La CEDEAO forme pour l’énergie solaire en Afrique

La Communauté économique des États de l’Afrique de l’Ouest (CEDEAO) a lancé une initiative visant à renforcer les compétences locales dans le secteur de l’énergie solaire. Selon afriqueitnews.com, cette stratégie repose sur des programmes de formation ciblés pour accélérer l’adoption des énergies renouvelables dans la région. Si l’Algérie n’est pas directement concernée par cette démarche, les enjeux qu’elle soulève résonnent avec les défis énergétiques du pays.

Un centre régional pour les compétences solaires

Les formations couvrent plusieurs aspects, allant des installations domestiques aux centrales solaires de grande envergure. Elles incluent également des modules sur la gestion de projets et le financement, deux obstacles majeurs pour les acteurs locaux. La CEDEAO mise ainsi sur une approche holistique, combinant technique et économie, pour rendre l’énergie solaire plus accessible.

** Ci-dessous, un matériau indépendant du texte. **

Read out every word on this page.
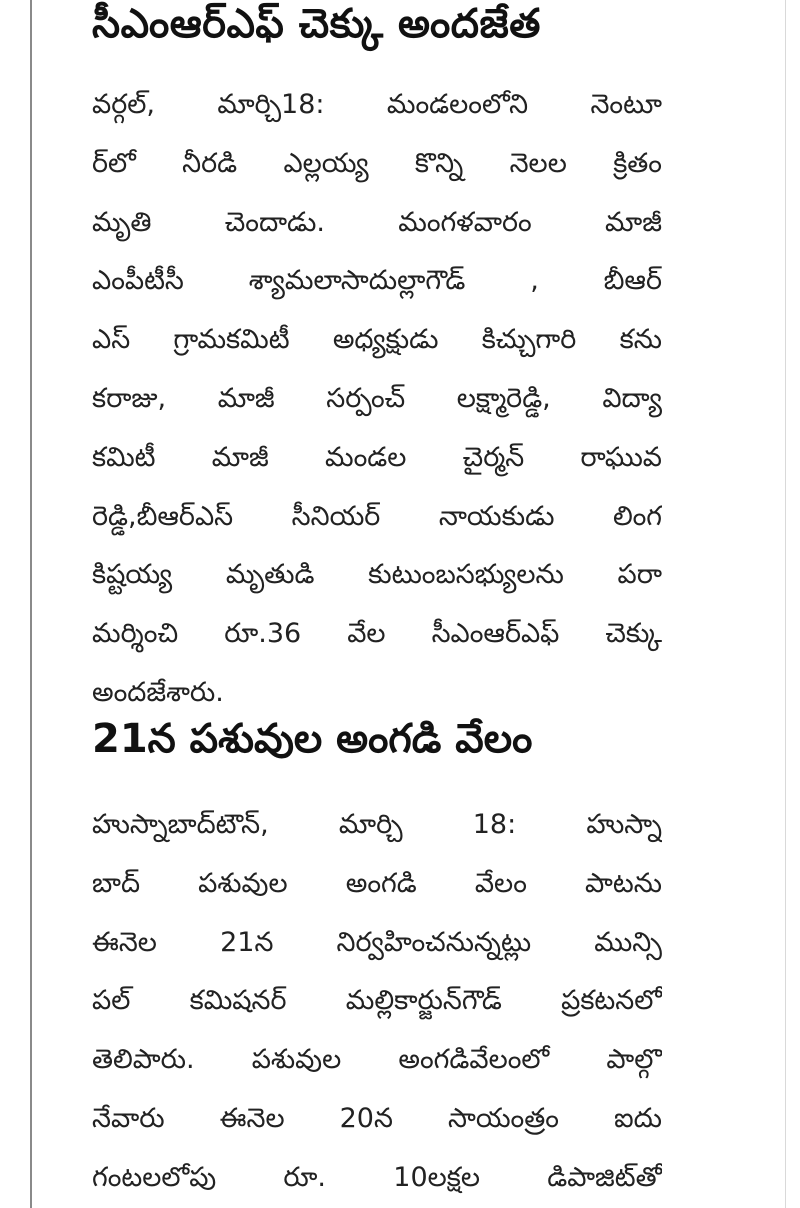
సీఎంఆర్‌ఎఫ్‌ చెక్కు అందజేత
వర్గల్‌, మార్చి18: మండలంలోని నెంటూ
ర్‌లో నీరడి ఎల్లయ్య కొన్ని నెలల క్రితం
మృతి చెందాడు. మంగళవారం మాజీ
ఎంపీటీసీ శ్యామలాసాదుల్లాగౌడ్‌ , బీఆర్‌
ఎస్‌ గ్రామకమిటీ అధ్యక్షుడు కిచ్చుగారి కను
కరాజు, మాజీ సర్పంచ్‌ లక్ష్మారెడ్డి, విద్యా
కమిటీ మాజీ మండల చైర్మన్‌ రాఘువ
రెడ్డి,బీఆర్‌ఎస్‌ సీనియర్‌ నాయకుడు లింగ
కిష్టయ్య మృతుడి కుటుంబసభ్యులను పరా
మర్శించి రూ.36 వేల సీఎంఆర్‌ఎఫ్‌ చెక్కు
అందజేశారు.
21న పశువుల అంగడి వేలం
హుస్నాబాద్‌టౌన్‌, మార్చి 18: హుస్నా
బాద్‌ పశువుల అంగడి వేలం పాటను
ఈనెల 21న నిర్వహించనున్నట్లు మున్సి
పల్‌ కమిషనర్‌ మల్లికార్జున్‌గౌడ్‌ ప్రకటనలో
తెలిపారు. పశువుల అంగడివేలంలో పాల్గొ
నేవారు ఈనెల 20న సాయంత్రం ఐదు
గంటలలోపు రూ. 10లక్షల డిపాజిట్‌తో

L’Algérie face à des défis similaires

Le gouvernement algérien a lancé plusieurs programmes pour développer les énergies renouvelables, comme le plan « Renouvelable 2030 », qui vise à produire 15 000 MW d’électricité solaire d’ici cette échéance. Cependant, la réalisation de ces objectifs dépendra en grande partie de la capacité à former des professionnels qualifiés. Les universités et centres de formation algériens commencent à intégrer des cursus spécialisés, mais l’offre reste insuffisante face à la demande croissante.

Des opportunités de coopération régionale

Par ailleurs, l’Algérie pourrait s’appuyer sur son expertise dans le gaz pour développer des solutions hybrides, combinant solaire et gaz naturel. Cette approche, déjà explorée dans certains pays, offre une transition progressive vers les énergies renouvelables tout en garantissant la stabilité du réseau électrique. La formation des professionnels algériens à ces technologies hybrides serait un atout pour le pays.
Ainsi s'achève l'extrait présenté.